BEIJING (Reuters) - Chinese Premier Li Keqiang said he expects tax reforms will lower the cost of innovation and help create jobs for more than 10 million university and vocational school graduates, according to a statement on the government's web portal on Monday.
That figure would well exceed estimates of layoffs as China reforms its industrial sector to eliminate excess capacity and inefficiency. Sources told Reuters last month China planned to lay off up to 6 million workers in state-owned companies over the next two to three years in the reform effort.
Li did not offer a time frame for when the jobs would be created.
Li repeated his expectations that the reforms would cut 500 billion yuan (54 billion pounds) in tax this year in his remarks to the State Administration of Taxation on Friday.
The reforms "thus will accelerate China's continuing transition from old to new, help maintain medium to high speed economic growth and move in the direction of high-quality growth," he was quoted as saying.
He urged the central and local governments, as well as companies, to prepare for tax reforms by assessing likely difficulties and summarizing their experiences from early pilot reforms.

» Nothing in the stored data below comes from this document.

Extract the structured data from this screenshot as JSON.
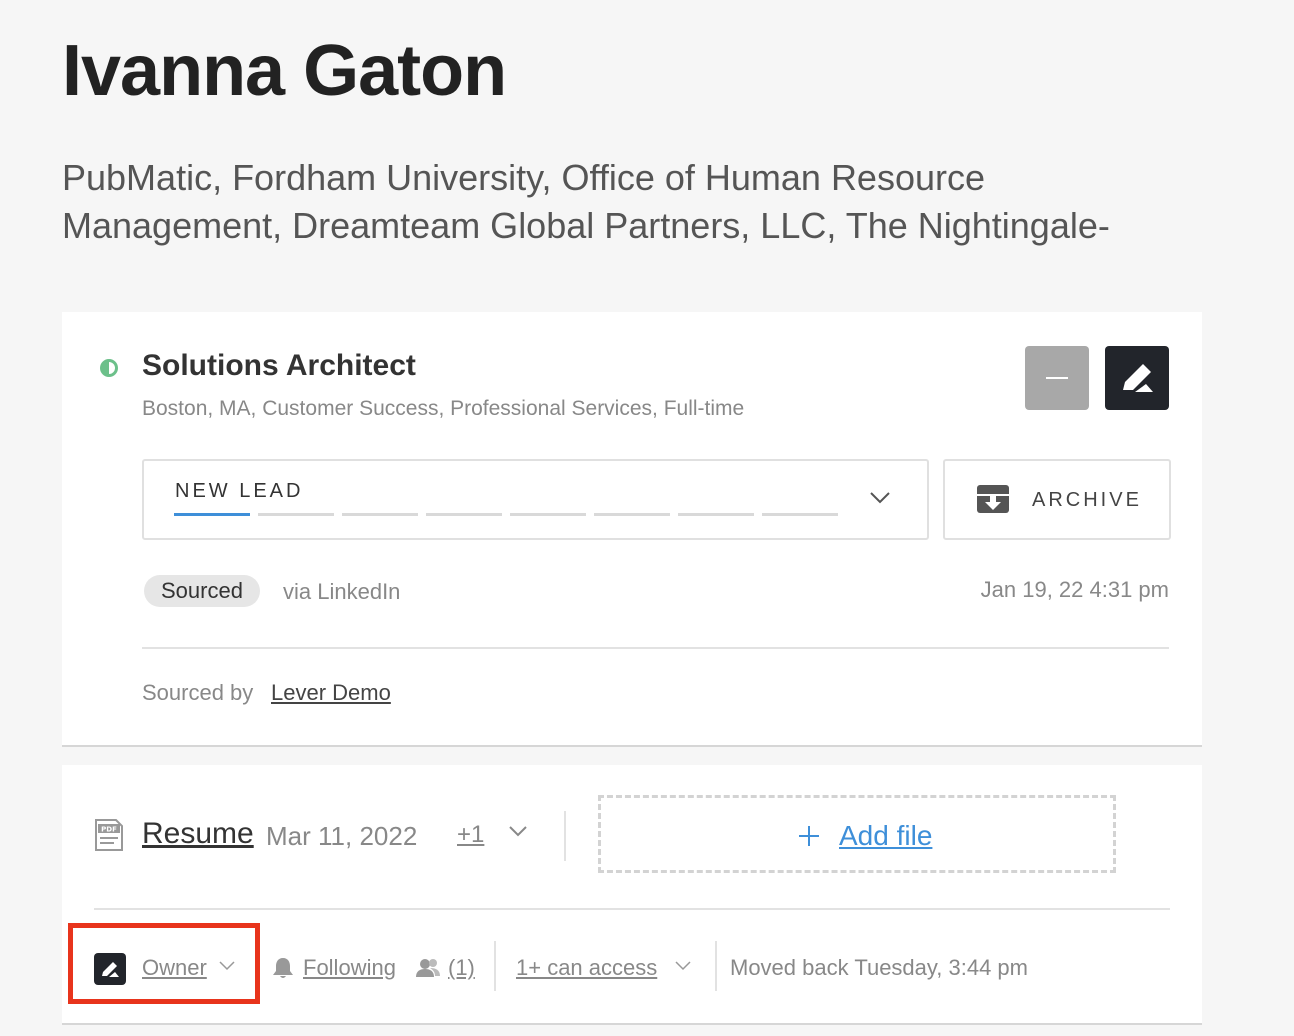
{
  "candidate": {
    "name": "Ivanna Gaton",
    "organizations": "PubMatic, Fordham University, Office of Human Resource Management, Dreamteam Global Partners, LLC, The Nightingale-"
  },
  "opportunity": {
    "title": "Solutions Architect",
    "meta": "Boston, MA, Customer Success, Professional Services, Full-time",
    "stage_label": "NEW LEAD",
    "archive_label": "ARCHIVE",
    "source_badge": "Sourced",
    "source_via": "via LinkedIn",
    "source_date": "Jan 19, 22 4:31 pm",
    "sourced_by_label": "Sourced by",
    "sourced_by_name": "Lever Demo"
  },
  "files": {
    "resume_label": "Resume",
    "resume_date": "Mar 11, 2022",
    "more_count": "+1",
    "add_file_label": "Add file"
  },
  "footer": {
    "owner_label": "Owner",
    "following_label": "Following",
    "followers_count": "(1)",
    "access_label": "1+ can access",
    "moved_text": "Moved back Tuesday, 3:44 pm"
  },
  "colors": {
    "accent_blue": "#3e8fd9",
    "highlight_red": "#e8341c",
    "status_green": "#6cc08a",
    "dark_button": "#22252b"
  }
}
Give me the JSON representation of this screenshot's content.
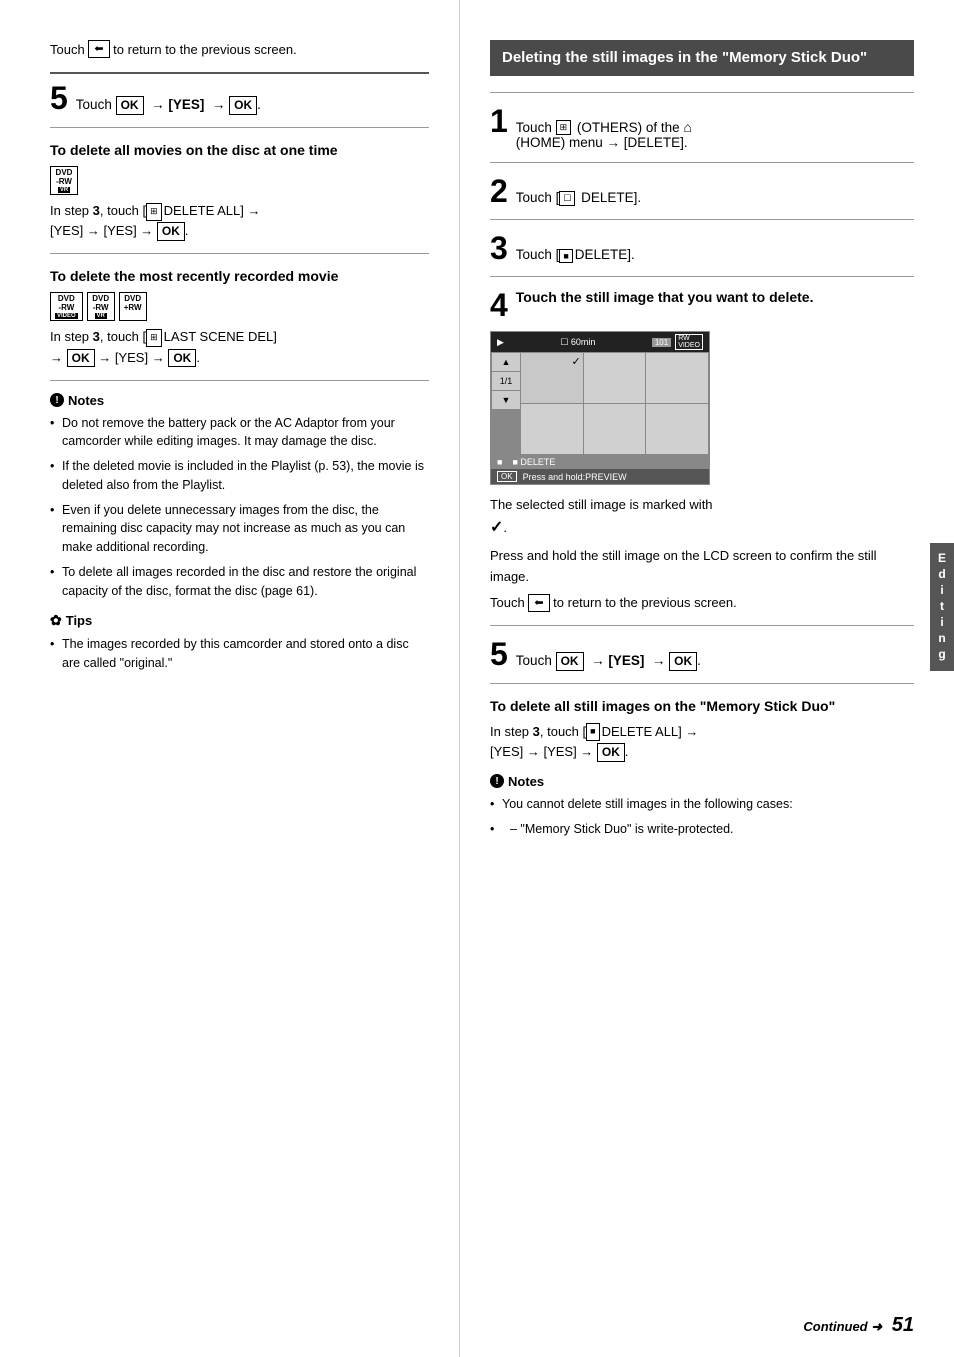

Li also said the tax system must be improved to avoid local protectionism, fraud and tax evasion.
China's hugely inefficient state sector employed about 37 million people in 2013. The expected layoffs would be the country's largest retrenchment since it restructured state-owned enterprises between 1998 and 2003.
While the restructuring would cost the government in aid to laid-off workers, Li has stressed that reforms, including tax cuts and eliminating red tape, and innovation, would create new growth.